DAVIDOSKY CONSIGLIA - PER DAVID BOWIE. Doveva avere un’altra fisionomia questa settimana, ma "Davidosky consiglia", esce in edizione ridotta e controvoglia. Esce con profondo rammarico e grande commozione per la perdita di quel genio assoluto, quel pazzo visionario, quell’entità polimorfa di David Bowie. Io penso che sia ritornato nel suo pianeta, abbia ripreso l’astronave, quella da cui era sceso tantissimi anni fa. Forse perché la Terra è troppo banale e sempre rivolta al passato, mai al futuro, e a un uomo che stava avanti come lui, ormai questo pianeta gli doveva stare stretto. Quegli occhi uno diverso dall’altro, uno sul presente e l’altro sempre rivolto al futuro, non potevano durare a lungo, rimanere sempre aperti con lo sguardo rivolto su questo vecchio stanco mondo che non meritava obiettivamente il suo essere. Svegliarsi con la notizia della morte di un genio rende sicuramente più incerto questo mondo. Le certezze finiscono, ma ne nascono di nuove, di più intense, con la speranza che quello spirito, quell’anima inquieta grazie alla sua musica ci parli ancora. Gli ultimi giorni del 2015 ho ascoltato continuamente “Diamond dogs”, album del 74, e in particolar modo “Sweet thing”, dall’atmosfera così introspettiva, intima e sofferta. I consigli che seguiranno sono relativi a quattro film che ha interpretato Bowie. Con la speranza che i consigli vi elettrizzeranno, in onore di un genio assoluto, di un artista vero, vi auguro…
Buona Visione
L’uomo che cadde sulla terra (Nicolas Roeg, Gran Bretagna, 1976). Un film sofferto, instabile, visionario. Una metafora sulla solitudine moderna, sull’alienazione dell’Occidente, sull’esistenza. La storia è quella di un alieno che si accontenta di una fidanzata terrestre rompi*oglioni come poche, che almeno è l’unica che gli vuole bene. Un film per niente convenzionale, una narrazione ambigua, qualcosa che va oltre, come Bowie stesso. Consigliato a chi non si accontenta dei limiti imposti dalla società ed è capace di viaggiare con la mente, oltre le convenzioni, oltre, inseguendo la propria utopia perché prima o poi l’afferrerà per non lasciarla mai più. Perché ricordatevi una cosa, un’utopia non è qualcosa di irrealizzabile, ma di perfetto!
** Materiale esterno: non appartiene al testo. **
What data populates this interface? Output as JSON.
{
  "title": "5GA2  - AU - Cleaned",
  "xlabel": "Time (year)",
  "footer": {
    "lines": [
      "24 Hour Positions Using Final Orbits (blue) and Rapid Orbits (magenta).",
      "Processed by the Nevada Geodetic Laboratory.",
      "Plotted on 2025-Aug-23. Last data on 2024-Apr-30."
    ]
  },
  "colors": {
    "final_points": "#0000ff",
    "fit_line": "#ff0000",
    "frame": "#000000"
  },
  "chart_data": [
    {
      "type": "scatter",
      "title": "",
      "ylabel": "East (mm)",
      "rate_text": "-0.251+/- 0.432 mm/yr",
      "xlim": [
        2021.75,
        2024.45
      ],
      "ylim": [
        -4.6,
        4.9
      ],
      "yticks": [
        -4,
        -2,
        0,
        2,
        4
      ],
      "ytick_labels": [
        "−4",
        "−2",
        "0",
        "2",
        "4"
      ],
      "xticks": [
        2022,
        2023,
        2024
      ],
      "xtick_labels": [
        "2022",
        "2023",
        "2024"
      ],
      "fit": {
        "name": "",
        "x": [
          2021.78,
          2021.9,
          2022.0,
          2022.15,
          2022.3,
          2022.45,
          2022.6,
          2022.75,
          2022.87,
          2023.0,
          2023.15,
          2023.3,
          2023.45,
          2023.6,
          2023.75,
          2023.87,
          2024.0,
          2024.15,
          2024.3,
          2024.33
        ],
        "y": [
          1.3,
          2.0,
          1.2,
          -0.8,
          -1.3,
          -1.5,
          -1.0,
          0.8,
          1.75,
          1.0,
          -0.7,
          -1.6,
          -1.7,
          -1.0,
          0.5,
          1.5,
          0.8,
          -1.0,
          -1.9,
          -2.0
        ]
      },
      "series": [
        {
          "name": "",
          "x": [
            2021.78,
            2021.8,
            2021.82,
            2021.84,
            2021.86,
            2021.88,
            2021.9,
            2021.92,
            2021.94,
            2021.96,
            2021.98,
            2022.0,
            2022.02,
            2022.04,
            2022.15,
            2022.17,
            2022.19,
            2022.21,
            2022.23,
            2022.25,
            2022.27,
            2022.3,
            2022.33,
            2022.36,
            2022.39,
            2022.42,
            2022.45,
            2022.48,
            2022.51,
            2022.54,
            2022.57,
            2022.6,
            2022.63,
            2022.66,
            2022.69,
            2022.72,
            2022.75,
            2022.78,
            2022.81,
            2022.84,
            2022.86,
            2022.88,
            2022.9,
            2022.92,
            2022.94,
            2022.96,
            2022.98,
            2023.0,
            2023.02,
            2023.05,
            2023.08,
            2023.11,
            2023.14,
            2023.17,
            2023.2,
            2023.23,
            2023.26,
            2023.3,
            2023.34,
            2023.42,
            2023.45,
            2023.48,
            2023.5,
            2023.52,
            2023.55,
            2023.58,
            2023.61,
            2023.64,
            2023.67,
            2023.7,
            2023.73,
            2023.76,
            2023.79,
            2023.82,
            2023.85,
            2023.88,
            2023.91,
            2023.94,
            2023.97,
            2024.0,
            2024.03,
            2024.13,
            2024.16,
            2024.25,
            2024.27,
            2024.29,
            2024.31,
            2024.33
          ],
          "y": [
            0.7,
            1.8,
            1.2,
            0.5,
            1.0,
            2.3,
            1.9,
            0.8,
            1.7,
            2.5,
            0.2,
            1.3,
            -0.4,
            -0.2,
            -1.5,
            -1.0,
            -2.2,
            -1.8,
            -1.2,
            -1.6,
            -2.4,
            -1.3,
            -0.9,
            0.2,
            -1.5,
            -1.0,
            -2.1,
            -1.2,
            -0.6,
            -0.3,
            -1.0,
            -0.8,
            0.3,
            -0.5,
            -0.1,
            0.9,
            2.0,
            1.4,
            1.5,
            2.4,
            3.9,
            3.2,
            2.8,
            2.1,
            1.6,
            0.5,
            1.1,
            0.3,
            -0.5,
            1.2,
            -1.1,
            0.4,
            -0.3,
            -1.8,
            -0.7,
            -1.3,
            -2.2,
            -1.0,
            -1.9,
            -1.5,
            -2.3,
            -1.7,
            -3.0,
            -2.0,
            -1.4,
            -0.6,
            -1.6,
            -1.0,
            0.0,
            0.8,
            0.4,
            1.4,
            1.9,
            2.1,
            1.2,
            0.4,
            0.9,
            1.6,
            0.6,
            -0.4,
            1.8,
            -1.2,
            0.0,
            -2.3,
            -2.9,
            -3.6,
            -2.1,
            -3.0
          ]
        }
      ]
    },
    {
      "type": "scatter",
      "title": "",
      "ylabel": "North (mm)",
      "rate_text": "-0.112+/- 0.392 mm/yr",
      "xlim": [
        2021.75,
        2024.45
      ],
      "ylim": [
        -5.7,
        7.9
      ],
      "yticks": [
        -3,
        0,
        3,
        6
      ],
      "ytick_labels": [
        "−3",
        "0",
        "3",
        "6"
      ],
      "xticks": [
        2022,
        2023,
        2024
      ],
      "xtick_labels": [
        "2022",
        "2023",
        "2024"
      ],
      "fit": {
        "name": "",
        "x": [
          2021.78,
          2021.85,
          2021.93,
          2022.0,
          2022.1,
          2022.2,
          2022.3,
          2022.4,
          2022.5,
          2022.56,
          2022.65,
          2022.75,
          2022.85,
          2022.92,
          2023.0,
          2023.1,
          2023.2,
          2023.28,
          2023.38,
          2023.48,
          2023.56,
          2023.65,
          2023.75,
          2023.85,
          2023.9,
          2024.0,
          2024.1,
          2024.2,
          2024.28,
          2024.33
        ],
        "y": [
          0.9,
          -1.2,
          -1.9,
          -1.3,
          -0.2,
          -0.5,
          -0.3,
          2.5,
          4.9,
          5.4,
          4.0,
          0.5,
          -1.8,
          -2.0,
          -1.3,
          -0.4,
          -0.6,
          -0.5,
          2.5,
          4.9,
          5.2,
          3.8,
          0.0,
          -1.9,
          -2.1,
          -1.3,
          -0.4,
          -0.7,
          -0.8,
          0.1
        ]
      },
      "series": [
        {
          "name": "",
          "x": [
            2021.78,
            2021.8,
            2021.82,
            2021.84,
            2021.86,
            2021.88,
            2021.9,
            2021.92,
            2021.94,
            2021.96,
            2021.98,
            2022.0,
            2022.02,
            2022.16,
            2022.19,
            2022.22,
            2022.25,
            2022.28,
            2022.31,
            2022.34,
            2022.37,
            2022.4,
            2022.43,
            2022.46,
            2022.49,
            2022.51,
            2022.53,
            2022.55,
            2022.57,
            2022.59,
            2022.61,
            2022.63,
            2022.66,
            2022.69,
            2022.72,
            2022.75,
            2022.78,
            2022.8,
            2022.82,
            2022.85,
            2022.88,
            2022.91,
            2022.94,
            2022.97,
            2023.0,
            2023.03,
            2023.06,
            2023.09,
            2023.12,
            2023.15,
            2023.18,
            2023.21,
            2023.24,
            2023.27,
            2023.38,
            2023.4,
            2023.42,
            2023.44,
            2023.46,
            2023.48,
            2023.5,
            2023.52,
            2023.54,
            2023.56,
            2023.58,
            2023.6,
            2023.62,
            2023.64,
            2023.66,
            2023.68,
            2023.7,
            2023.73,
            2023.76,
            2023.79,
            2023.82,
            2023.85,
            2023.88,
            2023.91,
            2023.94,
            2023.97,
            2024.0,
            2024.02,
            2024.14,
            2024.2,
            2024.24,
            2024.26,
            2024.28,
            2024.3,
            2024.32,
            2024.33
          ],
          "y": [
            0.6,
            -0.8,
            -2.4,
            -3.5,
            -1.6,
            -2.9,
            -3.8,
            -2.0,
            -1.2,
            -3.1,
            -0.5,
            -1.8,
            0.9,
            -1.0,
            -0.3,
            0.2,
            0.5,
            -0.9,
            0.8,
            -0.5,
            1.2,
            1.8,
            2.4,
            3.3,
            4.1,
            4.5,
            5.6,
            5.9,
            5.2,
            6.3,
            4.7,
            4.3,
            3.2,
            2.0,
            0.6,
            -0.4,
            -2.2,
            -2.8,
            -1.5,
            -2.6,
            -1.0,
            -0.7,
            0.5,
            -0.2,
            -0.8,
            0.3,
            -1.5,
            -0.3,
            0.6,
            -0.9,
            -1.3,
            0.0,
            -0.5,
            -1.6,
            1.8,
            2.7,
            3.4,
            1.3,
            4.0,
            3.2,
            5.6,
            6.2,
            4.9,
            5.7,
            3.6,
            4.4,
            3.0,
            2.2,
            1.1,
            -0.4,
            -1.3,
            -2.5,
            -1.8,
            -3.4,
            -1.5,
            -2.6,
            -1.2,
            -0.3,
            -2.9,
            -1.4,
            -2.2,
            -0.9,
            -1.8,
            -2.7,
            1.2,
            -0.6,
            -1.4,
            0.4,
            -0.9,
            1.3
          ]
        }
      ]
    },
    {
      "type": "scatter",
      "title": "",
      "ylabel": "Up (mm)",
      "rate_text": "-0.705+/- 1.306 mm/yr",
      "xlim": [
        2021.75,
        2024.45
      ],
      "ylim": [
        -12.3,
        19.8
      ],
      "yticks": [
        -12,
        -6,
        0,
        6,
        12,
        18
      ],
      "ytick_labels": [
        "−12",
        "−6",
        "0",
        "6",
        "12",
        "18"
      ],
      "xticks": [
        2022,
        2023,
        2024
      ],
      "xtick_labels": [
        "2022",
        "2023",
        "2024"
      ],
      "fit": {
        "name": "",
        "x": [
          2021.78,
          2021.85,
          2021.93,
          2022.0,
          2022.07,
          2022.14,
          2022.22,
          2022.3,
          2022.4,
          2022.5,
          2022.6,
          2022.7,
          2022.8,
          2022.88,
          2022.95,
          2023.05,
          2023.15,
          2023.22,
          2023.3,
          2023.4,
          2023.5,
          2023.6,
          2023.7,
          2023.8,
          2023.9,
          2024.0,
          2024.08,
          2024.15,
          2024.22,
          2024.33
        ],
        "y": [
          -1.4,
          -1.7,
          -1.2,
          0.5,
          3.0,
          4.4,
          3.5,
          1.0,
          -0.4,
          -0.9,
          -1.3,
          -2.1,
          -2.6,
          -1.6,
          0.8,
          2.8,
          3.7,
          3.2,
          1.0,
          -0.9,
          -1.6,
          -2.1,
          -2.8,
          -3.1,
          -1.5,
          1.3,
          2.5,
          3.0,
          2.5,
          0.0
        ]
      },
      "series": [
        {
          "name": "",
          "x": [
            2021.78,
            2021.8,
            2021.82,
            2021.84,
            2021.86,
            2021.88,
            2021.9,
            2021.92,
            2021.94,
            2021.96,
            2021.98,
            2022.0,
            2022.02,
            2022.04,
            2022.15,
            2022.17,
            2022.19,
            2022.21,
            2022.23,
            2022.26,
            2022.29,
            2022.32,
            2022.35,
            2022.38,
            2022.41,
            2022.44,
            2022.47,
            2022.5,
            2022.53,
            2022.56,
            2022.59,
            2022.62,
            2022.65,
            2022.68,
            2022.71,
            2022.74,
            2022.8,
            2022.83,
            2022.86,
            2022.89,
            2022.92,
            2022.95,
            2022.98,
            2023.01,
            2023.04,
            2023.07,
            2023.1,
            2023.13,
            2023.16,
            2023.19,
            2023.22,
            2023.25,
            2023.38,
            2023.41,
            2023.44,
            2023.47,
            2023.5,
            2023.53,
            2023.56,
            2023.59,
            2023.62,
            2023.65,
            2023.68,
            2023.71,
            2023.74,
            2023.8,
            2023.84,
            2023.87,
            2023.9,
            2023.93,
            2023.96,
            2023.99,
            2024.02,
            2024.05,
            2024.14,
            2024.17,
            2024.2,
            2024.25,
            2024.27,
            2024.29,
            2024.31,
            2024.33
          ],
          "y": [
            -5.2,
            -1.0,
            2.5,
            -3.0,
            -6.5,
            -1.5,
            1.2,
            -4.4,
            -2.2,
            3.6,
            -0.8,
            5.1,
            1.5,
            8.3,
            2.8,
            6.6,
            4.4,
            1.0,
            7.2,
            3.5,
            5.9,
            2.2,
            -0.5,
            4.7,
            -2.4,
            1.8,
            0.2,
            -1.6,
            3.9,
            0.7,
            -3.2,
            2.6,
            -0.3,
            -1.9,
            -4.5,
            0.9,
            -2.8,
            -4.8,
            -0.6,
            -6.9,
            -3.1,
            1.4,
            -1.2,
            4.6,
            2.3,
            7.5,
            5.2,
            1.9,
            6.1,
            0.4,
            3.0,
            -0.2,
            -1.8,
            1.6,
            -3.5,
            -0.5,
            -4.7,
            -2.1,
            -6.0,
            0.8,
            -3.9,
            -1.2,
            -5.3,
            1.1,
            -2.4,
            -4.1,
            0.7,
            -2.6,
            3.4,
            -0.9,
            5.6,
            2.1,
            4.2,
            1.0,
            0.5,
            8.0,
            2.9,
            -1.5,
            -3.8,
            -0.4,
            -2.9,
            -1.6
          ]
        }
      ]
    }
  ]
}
Furyo (Nagisa Oshima, Gran Bretagna/Giappone, 1983). Un film ormai caduto nel dimenticatoio purtroppo. Ma merita troppo. Una triste e amara riflessione su tanti aspetti dell’esistenza. La colonna sonora di Sakamoto poi è qualcosa di straordinario che conferisce un’atmosfera magica a questo film. Consigliato per capire quanto Bowie sia stato grande anche come attore, ma anche a chi è capace di vivere ogni cosa con trasporto e intensità, senza mai dare nulla per scontato
Labirynth (Jim Henson, Gran Bretagna/Usa, 1986). Una favola piena di magia, di allegria, e della musica di David. Forse chi non l’ha visto da bambino oggi non potrà apprezzarlo, però provateci lo stesso. Dopo chiudete gli occhi e immaginate la vostra favola visionaria senza freni. Consigliato a chi non ha smesso neanche un solo istante di sognare, di immaginare, di pensare mondi possibili migliori della realtà, e soprattutto non ha ucciso il bambino che era un tempo.
Absolute beginner (Julien Temple, Regno unito, 1986) un film particolare. Quest’atmosfera inglese anni cinquanta è favolosa e raramente l’abbiamo vista. Una Londra senza Beatles e Rolling Stones, senza fotografi che producono mondi, senza modelle, senza artisti strafatti. Mah insomma. È un film così raffinato, per certi versi patinato ed elegante, che vi verrà voglia di vestire come i personaggi. La colonna sonora poi è stupenda. Consigliato a chi cerca sempre prodotti insoliti e a chi non si accontenta delle forme convenzionali dell’arte.